I ran across an interesting quote today from Marianne Williamson: "Love is giving without remembering. Receiving without forgetting." Okay. Sounds pretty good -- unselfish giving, gratitude. But that's exactly the kind of thing that got me into that awful situation with monsieur. I gave a lot, without putting any limits on it, or keeping a tally sheet, or asking for much back. So naturally, monsieur took and took until I had no more to give, and then he had, apparently, no further use for me. On the day I moved out, I was still giving him things, and he was still taking them -- even my car. I actually signed my car over to him because I didn't want him to be stranded at the apartment after I wasn't there to drive him around anymore. He didn't seem to have the same concern about me being stranded at my dad's house.
One thing I've learned, but apparently haven't put into practice, is that there is a difference between being unselfish and selflessness. I gave as unselfishly as I could in that relationship, and intuitively, I think I knew that I had to, because that's why he was with me, for whatever he could get out of me. In trying to meet his needs and satisfy his whims and above all, get him to stay with me, I almost crossed that line into selflessness -- which can't be healthy, no matter what the gurus tell us. There must be a balance. It would have been reasonable of me to insist that he had as much to offer me as I had to offer him.
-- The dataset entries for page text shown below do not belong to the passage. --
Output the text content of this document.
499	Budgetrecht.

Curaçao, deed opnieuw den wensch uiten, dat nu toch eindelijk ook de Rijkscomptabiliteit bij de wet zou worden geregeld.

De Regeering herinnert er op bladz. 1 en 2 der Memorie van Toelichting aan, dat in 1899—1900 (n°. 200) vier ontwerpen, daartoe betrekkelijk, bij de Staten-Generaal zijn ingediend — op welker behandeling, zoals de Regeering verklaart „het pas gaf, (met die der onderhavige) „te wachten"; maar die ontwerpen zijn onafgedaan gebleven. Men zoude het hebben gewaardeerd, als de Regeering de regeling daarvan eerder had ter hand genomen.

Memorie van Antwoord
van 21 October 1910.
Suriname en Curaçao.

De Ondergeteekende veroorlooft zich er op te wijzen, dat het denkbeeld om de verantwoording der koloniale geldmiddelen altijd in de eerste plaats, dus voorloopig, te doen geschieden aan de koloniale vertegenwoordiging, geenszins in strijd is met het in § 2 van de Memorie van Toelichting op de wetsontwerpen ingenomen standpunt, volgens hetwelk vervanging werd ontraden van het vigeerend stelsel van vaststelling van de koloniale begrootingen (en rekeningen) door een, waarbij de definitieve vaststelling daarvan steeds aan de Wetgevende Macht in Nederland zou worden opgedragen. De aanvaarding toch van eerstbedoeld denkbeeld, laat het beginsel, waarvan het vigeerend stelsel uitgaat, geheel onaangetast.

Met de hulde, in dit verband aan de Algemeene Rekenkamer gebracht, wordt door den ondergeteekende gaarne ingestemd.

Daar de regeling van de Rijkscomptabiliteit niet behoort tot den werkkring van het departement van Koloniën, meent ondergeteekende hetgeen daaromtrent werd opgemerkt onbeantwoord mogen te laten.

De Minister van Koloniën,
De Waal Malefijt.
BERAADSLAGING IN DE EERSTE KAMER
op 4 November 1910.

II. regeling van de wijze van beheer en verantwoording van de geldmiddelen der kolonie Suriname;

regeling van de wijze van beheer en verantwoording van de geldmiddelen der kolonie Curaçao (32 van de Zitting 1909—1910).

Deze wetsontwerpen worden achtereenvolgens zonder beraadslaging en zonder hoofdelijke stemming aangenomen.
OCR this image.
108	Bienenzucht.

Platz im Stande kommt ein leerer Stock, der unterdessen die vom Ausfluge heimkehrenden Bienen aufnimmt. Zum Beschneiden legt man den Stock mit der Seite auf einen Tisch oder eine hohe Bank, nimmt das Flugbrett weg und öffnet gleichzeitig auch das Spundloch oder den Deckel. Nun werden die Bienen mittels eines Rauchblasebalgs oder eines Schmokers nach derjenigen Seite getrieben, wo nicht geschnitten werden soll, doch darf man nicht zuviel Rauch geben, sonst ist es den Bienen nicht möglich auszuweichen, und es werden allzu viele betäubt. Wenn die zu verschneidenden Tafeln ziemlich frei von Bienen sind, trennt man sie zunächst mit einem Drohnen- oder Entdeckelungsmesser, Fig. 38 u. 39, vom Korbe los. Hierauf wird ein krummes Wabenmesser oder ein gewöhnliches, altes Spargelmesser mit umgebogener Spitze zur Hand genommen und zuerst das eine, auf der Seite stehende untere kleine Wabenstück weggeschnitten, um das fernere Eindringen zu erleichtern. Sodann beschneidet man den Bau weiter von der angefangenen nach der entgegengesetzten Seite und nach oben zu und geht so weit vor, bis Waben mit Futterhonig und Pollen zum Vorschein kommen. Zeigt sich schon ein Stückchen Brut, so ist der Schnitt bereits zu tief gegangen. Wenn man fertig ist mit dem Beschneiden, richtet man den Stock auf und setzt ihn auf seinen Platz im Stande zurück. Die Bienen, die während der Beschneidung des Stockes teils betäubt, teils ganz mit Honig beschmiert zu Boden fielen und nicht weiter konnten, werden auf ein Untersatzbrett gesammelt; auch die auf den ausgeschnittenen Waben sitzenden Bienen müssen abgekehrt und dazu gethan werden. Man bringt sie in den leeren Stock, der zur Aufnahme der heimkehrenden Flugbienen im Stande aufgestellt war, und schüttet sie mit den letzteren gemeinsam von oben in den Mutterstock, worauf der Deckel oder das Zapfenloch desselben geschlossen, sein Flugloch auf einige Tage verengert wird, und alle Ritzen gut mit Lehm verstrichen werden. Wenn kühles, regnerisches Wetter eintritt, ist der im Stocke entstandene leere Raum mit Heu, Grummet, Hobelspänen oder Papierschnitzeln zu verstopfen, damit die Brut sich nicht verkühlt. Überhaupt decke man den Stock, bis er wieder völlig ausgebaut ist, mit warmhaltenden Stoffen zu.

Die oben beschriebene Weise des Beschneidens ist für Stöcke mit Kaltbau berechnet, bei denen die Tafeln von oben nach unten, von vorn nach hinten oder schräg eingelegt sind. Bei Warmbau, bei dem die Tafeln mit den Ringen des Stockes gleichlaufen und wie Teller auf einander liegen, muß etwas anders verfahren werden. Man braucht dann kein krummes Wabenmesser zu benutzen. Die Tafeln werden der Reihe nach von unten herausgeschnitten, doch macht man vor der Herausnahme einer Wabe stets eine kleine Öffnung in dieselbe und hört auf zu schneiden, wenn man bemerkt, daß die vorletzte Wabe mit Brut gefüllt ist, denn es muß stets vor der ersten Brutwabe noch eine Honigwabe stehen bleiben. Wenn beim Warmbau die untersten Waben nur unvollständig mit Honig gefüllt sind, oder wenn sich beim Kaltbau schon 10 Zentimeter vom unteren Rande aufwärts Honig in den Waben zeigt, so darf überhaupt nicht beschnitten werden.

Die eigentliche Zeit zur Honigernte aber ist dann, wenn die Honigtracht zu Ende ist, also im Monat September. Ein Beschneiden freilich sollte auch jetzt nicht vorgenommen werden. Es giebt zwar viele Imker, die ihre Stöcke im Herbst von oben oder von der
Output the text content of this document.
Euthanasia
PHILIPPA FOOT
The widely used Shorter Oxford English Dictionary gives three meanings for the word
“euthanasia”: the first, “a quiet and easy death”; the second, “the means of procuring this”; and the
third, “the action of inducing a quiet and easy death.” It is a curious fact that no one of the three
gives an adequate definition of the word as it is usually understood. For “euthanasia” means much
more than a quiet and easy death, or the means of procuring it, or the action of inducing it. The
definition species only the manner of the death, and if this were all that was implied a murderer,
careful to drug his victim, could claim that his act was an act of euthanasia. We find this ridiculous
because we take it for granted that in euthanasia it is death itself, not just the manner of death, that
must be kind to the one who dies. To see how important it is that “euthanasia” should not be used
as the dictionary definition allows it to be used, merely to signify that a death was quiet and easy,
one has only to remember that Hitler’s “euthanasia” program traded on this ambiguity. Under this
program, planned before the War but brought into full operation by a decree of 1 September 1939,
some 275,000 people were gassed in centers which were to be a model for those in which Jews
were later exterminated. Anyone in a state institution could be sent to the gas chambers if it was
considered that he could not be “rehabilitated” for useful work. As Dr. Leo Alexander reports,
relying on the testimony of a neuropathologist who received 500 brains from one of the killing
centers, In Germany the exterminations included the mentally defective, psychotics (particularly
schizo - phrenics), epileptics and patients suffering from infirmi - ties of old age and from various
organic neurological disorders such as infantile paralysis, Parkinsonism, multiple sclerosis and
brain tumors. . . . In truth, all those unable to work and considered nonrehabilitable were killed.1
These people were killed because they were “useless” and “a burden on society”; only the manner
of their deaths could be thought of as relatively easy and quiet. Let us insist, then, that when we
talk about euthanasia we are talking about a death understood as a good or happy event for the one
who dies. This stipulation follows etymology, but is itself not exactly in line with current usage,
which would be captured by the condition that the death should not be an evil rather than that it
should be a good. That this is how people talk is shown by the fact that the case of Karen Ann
It would have been reasonable of me to insist on my own needs being met in a relationship between two adults. I wasn't put on this earth to serve him as if he were my superior, and I nothing but an accessory to his life.
My vision of our relationship was of the two of us unselfishly serving each other, helping each other toward our goals and dreams. At least, that was my vision on a conscious level. Somewhere deeper down, I knew it wasn't going to work out that way, and for some reason, I was okay with that for a long time. I gave so much of myself that when the relationship ended, I really had trouble finding enough of myself to feel like I had a reason to go on living! I felt like there was nothing left of me.
Fortunately, there was a solid core of common sense somewhere inside me that knew I was being cheated, some part of me that was not content to live as someone else's servant, but knew that it was wrong. I still had enough self-esteem to cry nearly every night for at least two months before the end, because some part of me knew that this was unfair.
That core is growing stronger now, after five weeks apart. I've had a couple of days this week when I could almost imagine being happy and whole again without him. Up till now, my primary focus was on doing whatever it took to get him back. But now, I'm starting to remember who I am and what I wanted before this two-year interruption. I do still wish he could overcome the things that made our relationship unworkable, because I do believe that underneath all the craziness, there was real love between us. But that may never happen, and I'm beginning to believe I'll be okay if it doesn't.